Hill's plan involved dividing his force into three columns. The first, comprising the 28th, 34th, and the 6th Caçadores, under Chowne, was to storm the castle of Mirabete. The second, or centre column, comprising the 6th and 18th Portuguese infantry along with all the artillery, was to proceed along the main road and attack the works defending the pass. The third column, Kenneth Howard's brigade comprising the 50th, 71st, 92nd and a single company of the 5/60th, and commanded by Hill himself, was to climb the road leading through the pass of La Cueva and approach Almaraz via the path. The three columns set off at nightfall on 16 May, but at dawn all three were far from their objectives due to the rough nature of the terrain.

It was clear to Hill that there was little chance of being able to surprise the garrison at the bridge.

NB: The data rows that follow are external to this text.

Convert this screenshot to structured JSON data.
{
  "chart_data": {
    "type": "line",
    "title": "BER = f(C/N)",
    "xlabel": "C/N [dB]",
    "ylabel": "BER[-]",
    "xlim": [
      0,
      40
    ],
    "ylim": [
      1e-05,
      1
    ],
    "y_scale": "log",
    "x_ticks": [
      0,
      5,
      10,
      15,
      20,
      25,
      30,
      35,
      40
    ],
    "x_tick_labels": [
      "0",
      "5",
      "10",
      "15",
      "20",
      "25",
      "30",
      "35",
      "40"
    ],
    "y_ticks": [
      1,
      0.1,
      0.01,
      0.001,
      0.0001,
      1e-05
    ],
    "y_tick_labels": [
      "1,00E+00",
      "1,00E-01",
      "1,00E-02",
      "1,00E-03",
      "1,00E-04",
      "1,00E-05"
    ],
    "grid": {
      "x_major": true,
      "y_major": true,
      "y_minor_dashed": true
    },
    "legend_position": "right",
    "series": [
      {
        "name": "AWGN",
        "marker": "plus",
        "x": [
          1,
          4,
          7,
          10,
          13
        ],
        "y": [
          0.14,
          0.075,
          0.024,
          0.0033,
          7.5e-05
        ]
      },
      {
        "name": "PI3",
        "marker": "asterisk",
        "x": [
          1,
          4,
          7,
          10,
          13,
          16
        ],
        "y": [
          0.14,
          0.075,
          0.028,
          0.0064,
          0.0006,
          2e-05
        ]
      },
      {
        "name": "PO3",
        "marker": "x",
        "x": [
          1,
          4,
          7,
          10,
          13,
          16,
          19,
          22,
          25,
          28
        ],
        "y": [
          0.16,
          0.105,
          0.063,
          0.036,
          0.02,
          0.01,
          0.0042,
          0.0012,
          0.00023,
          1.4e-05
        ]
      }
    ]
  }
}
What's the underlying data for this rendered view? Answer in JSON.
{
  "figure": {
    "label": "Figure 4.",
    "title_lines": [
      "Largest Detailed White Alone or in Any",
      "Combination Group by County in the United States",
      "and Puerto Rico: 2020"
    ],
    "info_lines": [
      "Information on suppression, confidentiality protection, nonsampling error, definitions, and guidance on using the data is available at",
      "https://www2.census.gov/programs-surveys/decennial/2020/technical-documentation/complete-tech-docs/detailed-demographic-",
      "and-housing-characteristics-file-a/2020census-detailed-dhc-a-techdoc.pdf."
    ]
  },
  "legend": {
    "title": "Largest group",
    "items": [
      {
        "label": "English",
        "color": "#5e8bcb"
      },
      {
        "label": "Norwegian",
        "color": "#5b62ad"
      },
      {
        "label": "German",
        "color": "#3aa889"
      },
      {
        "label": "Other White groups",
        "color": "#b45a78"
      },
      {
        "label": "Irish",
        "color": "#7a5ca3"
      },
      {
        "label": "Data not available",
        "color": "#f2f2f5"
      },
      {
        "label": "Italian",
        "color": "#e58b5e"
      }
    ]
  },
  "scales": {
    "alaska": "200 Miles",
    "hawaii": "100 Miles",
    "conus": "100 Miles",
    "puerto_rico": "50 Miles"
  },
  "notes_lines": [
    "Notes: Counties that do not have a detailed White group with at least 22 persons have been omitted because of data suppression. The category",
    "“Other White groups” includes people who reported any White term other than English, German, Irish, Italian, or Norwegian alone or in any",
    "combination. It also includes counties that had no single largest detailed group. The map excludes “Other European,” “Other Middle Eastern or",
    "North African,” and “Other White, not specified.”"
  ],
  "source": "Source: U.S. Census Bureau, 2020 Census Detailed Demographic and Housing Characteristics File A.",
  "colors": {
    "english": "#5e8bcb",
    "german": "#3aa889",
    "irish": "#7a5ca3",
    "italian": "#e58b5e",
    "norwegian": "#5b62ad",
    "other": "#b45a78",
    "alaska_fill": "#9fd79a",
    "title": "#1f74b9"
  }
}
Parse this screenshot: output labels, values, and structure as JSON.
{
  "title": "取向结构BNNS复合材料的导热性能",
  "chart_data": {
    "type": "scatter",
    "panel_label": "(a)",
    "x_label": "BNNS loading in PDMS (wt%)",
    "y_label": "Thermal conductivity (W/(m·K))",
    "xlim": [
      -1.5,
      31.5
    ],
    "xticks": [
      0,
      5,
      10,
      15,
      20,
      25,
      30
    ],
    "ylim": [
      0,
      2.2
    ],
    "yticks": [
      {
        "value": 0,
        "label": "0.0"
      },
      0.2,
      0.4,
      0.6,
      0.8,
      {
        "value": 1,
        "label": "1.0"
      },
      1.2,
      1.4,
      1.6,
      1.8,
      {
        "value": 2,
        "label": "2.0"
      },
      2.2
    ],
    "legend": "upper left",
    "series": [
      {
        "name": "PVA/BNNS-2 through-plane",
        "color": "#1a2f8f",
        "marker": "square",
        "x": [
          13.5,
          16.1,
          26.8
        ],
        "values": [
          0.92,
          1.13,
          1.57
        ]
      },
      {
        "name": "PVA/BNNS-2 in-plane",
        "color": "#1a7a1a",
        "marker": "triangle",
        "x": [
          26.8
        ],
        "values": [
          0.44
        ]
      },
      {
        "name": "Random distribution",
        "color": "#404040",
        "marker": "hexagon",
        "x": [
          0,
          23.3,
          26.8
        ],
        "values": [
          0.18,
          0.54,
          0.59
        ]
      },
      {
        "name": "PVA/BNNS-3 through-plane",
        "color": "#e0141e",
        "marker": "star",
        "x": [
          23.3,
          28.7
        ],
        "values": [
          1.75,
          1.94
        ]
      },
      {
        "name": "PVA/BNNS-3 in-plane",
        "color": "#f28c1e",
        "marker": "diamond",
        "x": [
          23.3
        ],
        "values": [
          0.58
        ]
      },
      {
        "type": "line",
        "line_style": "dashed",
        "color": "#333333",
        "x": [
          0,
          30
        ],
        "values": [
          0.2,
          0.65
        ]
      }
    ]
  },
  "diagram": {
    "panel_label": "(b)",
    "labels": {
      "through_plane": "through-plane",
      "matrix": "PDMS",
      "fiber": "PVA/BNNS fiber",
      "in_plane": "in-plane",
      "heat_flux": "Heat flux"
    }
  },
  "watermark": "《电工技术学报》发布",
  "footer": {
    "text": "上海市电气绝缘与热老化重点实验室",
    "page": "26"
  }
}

Therefore, he sought another way to get his guns through the mountains. The French garrison was still unaware of Hill's force, and Hill thought he might succeed if he attacked Fort Napoleon and the bridge using only his infantry.

On the evening of May 18, Howard's brigade proceeded through the pass of La Cueva, reinforced by the Portuguese Caçadores. By dawn on 19 May, Hill's men had reached a point just half a mile from Fort Napoleon, but they were seen that morning as they crossed the mountains. The garrison inside Fort Napoleon, commanded by Colonel Aubert, was alerted, and the two centre boats of the bridge were removed.

The attack on the bridge at Almaraz began at dawn on 19 May, when Chowne's guns opened up against the castle at Mirabete. The defenders of Fort Napoleon, warned of the presence of Hill's troops, were prepared for the assault but were still taken by surprise when the 50th and part of the 71st burst from their cover and charged up towards the fort in the face of fire from the defenders and from the guns in Fort Ragusa. British troops were struck down as they dashed forward, but some reached the top of the hill and flung their ladders against the scarp. The men pulled themselves onto the first of the two steps and drew their ladders up. They placed the ladders on the step, climbed to the top of the ramparts, and were soon engaged in hand-to-hand fighting with the defenders along the ramparts.

First up was Captain Candler of the 50th, who leapt over the parapet and was struck by several French musket balls. His men followed him, and the defenders soon began to retreat to the bridge-head. The commander of the fort, Colonel Aubert, refused to run and put up a gallant fight. He refused the offer of surrender, and a sergeant of the 50th ran him through with his pike. French troops tried to get to safety inside the tower but were forced to surrender. The guns of Fort Ragusa were unable to fire for fear of hitting their own men fleeing to the river.

The defenders of the bridge-head joined in the retreat across the pontoon bridge. The guns inside Fort Ragusa fired briefly against Fort Napoleon until answered by the captured guns. The action had lasted just 40 minutes. Four grenadiers of the 92nd swam to Fort Ragusa and brought back some boats to repair the pontoon bridge. Soon the rest of Hill's force arrived to find the French abandoning all their works on both sides of the river. Hill had these works blown up and the bridge burned.[ citation needed ]

Aftermath

The castle at Mirabete remained in French hands after Sir William Erskine, 2nd Baronet spread a rumour that Soult's entire force was approaching. This caused Hill, who had intended to level the castle, to retire to Trujillo and lose the chance to achieve complete success. The raid on the bridge at Almaraz cost the British 33 killed and 148 wounded, of which 28 of those killed and 110 of those wounded belonged to the 50th Regiment. French losses were estimated at about 400, 259 of whom were prisoners.

In 1813, the Duke of Wellington sent Lieutenant Colonel Henry Sturgeon of the British Royal Staff Corps to repair the bridge. Sturgeon constructed a suspension bridge, similar to the one he built at Alcántara. The Spanish built the present bridge between 1841 and 1845.